Luc de Clapiers was content.
CHAPTER XII
AFTERWARDS
The last generous glow of October had passed into the first chill of November; the white haze of an early frost lay over the fields as Luc, but a few days after the fête, rode across the fields where he had walked with Clémence on his way home from the house of the Comte de Séguy.
He noted, even in his happy mood, a certain sadness in the deserted spot that had been so gay. The fair was over, the travelling players had gone, leaving behind them worn grass, scattered rubbish, and trampled bushes; in one corner of the field a ragged tent still stood with a long blue and scarlet streamer fluttering above it. Luc wondered at that, for there was no indication of anyone having been left behind; but he rode on briskly towards the gates of Aix, and was striking out of the fields into the high road when round the group of elms, where the stage had been but so short a time before, rode Carola Koklinska.
It seemed as if she would have passed him without a word, but he drew rein, and then she checked her horse also.
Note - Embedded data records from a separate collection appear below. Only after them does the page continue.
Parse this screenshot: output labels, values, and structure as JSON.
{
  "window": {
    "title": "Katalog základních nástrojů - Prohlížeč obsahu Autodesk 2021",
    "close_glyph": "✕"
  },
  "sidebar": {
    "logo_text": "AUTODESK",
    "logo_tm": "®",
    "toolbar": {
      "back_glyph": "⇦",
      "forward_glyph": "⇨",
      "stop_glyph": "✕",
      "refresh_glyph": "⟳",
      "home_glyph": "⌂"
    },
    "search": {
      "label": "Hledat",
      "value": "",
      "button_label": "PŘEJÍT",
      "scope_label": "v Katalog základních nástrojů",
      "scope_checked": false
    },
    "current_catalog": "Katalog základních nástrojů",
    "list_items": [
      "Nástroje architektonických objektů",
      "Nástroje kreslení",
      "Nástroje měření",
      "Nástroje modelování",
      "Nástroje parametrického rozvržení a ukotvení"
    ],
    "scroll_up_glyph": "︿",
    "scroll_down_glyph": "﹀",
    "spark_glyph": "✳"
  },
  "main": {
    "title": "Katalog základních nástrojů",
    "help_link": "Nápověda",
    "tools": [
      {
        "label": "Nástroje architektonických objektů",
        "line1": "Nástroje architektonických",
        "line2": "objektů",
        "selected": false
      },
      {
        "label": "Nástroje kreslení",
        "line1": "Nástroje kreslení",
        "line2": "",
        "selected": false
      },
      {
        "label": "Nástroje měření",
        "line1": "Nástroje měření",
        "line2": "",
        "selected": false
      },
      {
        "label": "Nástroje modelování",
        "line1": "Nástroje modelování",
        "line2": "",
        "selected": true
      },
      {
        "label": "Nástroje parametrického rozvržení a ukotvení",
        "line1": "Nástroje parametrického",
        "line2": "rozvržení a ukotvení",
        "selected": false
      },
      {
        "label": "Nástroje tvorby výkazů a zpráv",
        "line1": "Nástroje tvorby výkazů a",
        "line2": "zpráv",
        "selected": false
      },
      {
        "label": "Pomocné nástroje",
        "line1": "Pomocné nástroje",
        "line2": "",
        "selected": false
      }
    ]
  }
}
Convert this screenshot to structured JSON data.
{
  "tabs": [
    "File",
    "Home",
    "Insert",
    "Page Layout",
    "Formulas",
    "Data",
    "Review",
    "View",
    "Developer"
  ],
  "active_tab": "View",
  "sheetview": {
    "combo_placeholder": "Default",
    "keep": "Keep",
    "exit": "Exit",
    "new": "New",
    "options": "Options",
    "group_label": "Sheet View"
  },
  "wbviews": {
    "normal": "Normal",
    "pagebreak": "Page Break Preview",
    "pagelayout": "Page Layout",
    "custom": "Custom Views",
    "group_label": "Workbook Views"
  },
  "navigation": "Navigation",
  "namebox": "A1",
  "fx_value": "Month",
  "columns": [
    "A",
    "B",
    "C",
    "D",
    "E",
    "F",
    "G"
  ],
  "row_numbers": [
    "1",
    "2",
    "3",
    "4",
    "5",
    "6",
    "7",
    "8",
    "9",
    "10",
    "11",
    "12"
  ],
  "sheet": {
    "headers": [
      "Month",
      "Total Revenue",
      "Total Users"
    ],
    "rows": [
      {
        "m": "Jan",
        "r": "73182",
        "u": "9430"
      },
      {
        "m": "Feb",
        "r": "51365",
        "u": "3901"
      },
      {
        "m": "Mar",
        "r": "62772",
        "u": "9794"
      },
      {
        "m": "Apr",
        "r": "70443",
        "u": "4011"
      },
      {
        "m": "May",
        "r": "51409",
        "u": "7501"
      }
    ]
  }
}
“You wonder to see me in Aix,” she said.
It was sunless and near to twilight. She wore a dark dress and hat, and in her whole person was no colour whatever; her face was pallid, and the blood only showed faintly in her lips; her mount was a fine white horse—an animal such as she had ridden when she came round the silver firs in Bohemia.
“Certainly; I thought you were in Austria, Madame,” said Luc with a grave smile.
She looked at him steadily through the cold, uncertain light.
“I have been a failure in Austria,” she answered. “Perhaps you have not heard, Monsieur, that I have been a failure altogether.”